Odds are good they will go back to what they know, snorting methamphetamine, writing bad checks, congregating with gang members, carrying knives or hiding from parole agents.

The troubling news on the horizon is that thousands more Moores could leave prison early if a panel of three federal judges meeting this week in Sacramento decides that the only way to alleviate overcrowding in the state's prisons is to release some prisoners from custody.

Frustrated and upset

Moore has been out of jail for two months and still cannot find work. He lives in transitional housing for addicts, and his sole source of income is doing chores for his roommates.

The 43-year-old wants a job. But he has no marketable skills, no diploma, no car.

He attended Escondido High School, but did not graduate. His education came from the street, and the county jail, where he said he spent seven of his last 10 years.

After his last arrest for attempting to steal a bottle of vodka, a roasted chicken and a precooked meatloaf from a grocery store, the state said enough. He went from lockup in the county jail to prison.

While he works through his addiction recovery, Moore has few clothes. Among them are the black pants and T-shirt he picked up at a thrift store with the money the state gave him.

He can't afford to buy deodorant or shampoo.

"I'm frustrated a little bit," Moore said. "I really want to get a job. I don't feel comfortable in the clothes I have, and that upsets me."

Moore used his first meeting with his parole agent to ask for help. To his relief, his agent picked up the phone and smoothed the way for Moore to get a bed in a sober living program in Escondido.

And that is the way it is supposed to work, say those who work with parolees.

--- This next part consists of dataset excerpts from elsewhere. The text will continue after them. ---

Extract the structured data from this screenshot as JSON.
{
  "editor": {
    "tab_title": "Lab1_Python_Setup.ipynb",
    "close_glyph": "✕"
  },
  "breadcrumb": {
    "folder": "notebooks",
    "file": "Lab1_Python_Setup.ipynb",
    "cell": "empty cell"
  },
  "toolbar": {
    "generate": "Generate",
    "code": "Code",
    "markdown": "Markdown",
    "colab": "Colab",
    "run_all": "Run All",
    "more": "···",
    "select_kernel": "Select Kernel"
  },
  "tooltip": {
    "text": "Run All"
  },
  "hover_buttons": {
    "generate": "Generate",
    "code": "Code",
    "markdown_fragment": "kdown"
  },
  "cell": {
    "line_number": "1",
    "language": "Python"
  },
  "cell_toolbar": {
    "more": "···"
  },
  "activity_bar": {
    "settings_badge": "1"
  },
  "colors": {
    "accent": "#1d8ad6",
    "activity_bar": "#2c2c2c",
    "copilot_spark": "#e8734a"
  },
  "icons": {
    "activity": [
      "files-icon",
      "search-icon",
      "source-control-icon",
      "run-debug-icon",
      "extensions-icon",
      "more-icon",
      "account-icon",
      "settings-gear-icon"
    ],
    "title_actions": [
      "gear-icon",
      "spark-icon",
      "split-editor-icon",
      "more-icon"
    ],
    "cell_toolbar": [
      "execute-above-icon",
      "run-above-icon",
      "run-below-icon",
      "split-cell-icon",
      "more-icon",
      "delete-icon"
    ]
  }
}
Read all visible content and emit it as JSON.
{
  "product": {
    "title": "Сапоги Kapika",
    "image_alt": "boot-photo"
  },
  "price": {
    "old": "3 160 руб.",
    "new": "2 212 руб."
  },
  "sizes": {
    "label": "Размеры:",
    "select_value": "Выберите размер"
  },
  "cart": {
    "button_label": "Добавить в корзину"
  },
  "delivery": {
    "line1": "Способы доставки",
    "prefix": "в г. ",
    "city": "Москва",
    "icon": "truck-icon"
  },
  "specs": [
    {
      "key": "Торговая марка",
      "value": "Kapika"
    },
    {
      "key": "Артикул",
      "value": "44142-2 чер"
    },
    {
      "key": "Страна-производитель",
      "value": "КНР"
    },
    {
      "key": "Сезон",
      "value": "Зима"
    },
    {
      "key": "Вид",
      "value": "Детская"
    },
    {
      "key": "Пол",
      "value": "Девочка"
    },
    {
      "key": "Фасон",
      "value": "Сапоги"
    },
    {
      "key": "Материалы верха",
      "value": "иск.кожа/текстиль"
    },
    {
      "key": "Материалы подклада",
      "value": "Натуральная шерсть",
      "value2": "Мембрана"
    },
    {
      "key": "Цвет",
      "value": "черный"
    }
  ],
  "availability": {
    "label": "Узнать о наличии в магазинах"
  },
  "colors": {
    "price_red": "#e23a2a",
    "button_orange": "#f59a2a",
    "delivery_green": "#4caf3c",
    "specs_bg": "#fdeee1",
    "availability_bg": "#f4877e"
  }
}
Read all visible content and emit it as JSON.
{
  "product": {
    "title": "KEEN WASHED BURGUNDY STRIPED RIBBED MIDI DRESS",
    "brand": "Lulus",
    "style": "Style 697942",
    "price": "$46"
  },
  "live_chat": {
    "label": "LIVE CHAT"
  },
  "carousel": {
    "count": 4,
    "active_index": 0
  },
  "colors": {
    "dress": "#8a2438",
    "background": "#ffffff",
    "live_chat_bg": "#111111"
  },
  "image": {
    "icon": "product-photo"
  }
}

"I would say it is better than it has been in a long time," said Anita Paredes, who runs Community Connection Resource Center in San Diego. "There are a lot of programs. San Diego County is program-rich."

But programming is not going to help those who don't want to change, said Jack Micklos, chairman of the San Diego Re-Entry Roundtable and director of Second Chances, a resource group.

"We can provide them things, but if they are thinking like a criminal, if they think it's them against society, they aren't going to be very productive," Micklos said. "They have to start developing some self-confidence, have to be given an option to change, and need support for that change.

"You have to get them to realize they are tired; there is no more game left in them."

'Not trying. Doing.'

There's no game left in Vietta Ray, a longtime drug addict who in March -- on Easter Sunday -- said goodbye to prison for the second time.

She boarded a bus from the San Joaquin Valley prison and headed home to Oceanside. She watched as, only hours after their release, 10 of the 12 women who were released decided to get off the Greyhound bus, jump parole and go party.

She declined the invitation.

The next day, she checked in with her Oceanside parole agent and asked for help. He told her to attend a meeting designed to introduce parolees to assistance programs.

That meeting, which is conducted in North County every two weeks, happened to fall on her fourth day out of prison. The $200 she got when leaving prison had paid for her bus ticket, and a motel room for two nights. Her family picked up two more nights.

One of the providers at the meeting offered her a spot in a sober-living home. She used her month there to find a bed in a long-term rehab facility.

Last summer, Ray enrolled in college. Scarier, she said, than the penitentiary.

"It is like sitting on pins and needles," Ray said. "But Palomar College blew me away with how supportive they are. When I tell them I just came out of prison, they don't bat an eye."

Ray agreed that programs mean nothing unless the parolee wants the help.

"It had to come from my willingness as well, but they (parole agents) cracked the door," she said. "It was up to me to push the door open. They don't want to waste their time with somebody who is not ready."

Paredes said attitude is the key.

"If they don't have the attitude for a clean life," she said, "they will just be back in the system."

Parolee Moore knows it, too.

"If I wasn't ready, I wouldn't be taking advantage of any of this stuff," Moore said. "I'd probably be out drinking. I've been in program before, but I wasn't ready. I did it half-assed. But prison is a big thing. I don't want to go back there."